Over the past ten years, several studies demonstrated the connections between cilia, basal bodies and human diseases with a wide phenotypic spectrum, including randomization of body symmetry, obesity, cystic kidney diseases and retinal degeneration. Alström syndrome (OMIM 203800) first described in 1959, is a rare autosomal recessive disorder caused by mutations in a novel gene of unknown function, ALMS1, located on the short arm of chromosome 2. Central features of Alström syndrome include obesity, insulin resistance, and type 2 diabetes. About 500 individuals with Alström syndrome are known worldwide. ALMS1 is widely expressed and localizes to centrosomes and to the base of cilia. We discuss the possible molecular mechanisms, clinical features, and future therapeutic options in a patient diagnosed with this rare disease. Monogenic defects causing human obesity actually disrupt hypothalamic pathways with a profound effect on satiety and food intake. A potential contributor to obesity- cilia with impaired function or abnormal structure, creates a new link to be studied in the future, between these organelles and the genetics of obesity.

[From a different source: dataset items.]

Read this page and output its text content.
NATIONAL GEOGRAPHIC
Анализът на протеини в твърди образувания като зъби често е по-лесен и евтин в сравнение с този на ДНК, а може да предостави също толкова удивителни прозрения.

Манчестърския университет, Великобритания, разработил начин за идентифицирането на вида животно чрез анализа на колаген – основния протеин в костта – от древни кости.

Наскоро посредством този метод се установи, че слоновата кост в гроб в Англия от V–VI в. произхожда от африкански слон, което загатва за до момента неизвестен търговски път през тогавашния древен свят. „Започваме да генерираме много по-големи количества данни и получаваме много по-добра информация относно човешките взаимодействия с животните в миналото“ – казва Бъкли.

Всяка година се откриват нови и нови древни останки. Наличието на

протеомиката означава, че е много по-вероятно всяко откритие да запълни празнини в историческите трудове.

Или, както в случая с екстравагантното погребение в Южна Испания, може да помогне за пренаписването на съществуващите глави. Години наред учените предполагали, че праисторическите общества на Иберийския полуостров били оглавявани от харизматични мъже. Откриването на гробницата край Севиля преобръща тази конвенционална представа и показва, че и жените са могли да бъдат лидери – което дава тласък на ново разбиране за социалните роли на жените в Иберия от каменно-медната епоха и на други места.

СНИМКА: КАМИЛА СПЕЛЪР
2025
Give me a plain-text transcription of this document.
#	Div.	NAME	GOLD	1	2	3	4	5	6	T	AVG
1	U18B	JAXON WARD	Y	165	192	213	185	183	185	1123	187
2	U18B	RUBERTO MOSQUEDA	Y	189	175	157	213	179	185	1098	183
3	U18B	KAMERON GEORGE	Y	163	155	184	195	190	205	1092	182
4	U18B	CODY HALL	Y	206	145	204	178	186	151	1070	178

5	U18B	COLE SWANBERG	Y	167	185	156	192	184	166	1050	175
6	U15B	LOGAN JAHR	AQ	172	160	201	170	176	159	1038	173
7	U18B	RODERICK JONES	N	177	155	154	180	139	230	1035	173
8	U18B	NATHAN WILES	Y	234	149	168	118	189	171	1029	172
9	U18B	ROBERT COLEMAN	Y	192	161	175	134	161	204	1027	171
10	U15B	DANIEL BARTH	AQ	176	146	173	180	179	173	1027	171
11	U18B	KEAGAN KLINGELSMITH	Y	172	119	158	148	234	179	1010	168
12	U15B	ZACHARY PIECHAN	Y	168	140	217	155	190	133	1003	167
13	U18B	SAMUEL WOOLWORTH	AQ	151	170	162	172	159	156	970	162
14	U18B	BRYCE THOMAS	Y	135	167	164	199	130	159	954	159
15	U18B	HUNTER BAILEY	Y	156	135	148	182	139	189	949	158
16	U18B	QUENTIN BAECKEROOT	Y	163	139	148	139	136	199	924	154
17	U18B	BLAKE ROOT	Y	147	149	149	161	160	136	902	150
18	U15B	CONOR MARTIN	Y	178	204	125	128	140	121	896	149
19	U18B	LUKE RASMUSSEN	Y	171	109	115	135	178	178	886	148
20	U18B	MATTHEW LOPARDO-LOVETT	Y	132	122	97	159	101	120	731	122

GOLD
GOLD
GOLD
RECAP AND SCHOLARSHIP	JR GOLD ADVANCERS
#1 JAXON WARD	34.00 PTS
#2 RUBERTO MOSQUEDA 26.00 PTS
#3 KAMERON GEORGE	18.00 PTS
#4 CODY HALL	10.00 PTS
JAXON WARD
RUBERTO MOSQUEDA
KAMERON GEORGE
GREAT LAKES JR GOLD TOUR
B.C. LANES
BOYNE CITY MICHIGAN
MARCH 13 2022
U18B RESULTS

在过去十年中,多项研究表明纤毛、基体与具有广泛表型谱的人类疾病之间存在联系,这些疾病包括身体对称性紊乱、肥胖症、多囊肾病和视网膜变性。1959年首次描述的阿尔斯特伦综合征(OMIM 203800)是一种罕见的常染色体隐性疾病,由位于2号染色体短臂上的一个功能未知的新基因ALMS1发生突变引起。阿尔斯特伦综合征的主要特征包括肥胖、胰岛素抵抗和2型糖尿病。全球已知约有500名患有阿尔斯特伦综合征的患者。ALMS1广泛表达,并定位于中心体和纤毛基部。我们讨论了一名被诊断患有这种罕见疾病的患者可能的分子机制、临床特征和未来的治疗选择。导致人类肥胖的单基因缺陷实际上会破坏下丘脑通路,对饱腹感和食物摄入产生深远影响。功能受损或结构异常的纤毛是肥胖的一个潜在因素,它在这些细胞器与肥胖遗传学之间建立了一个未来有待研究的新联系。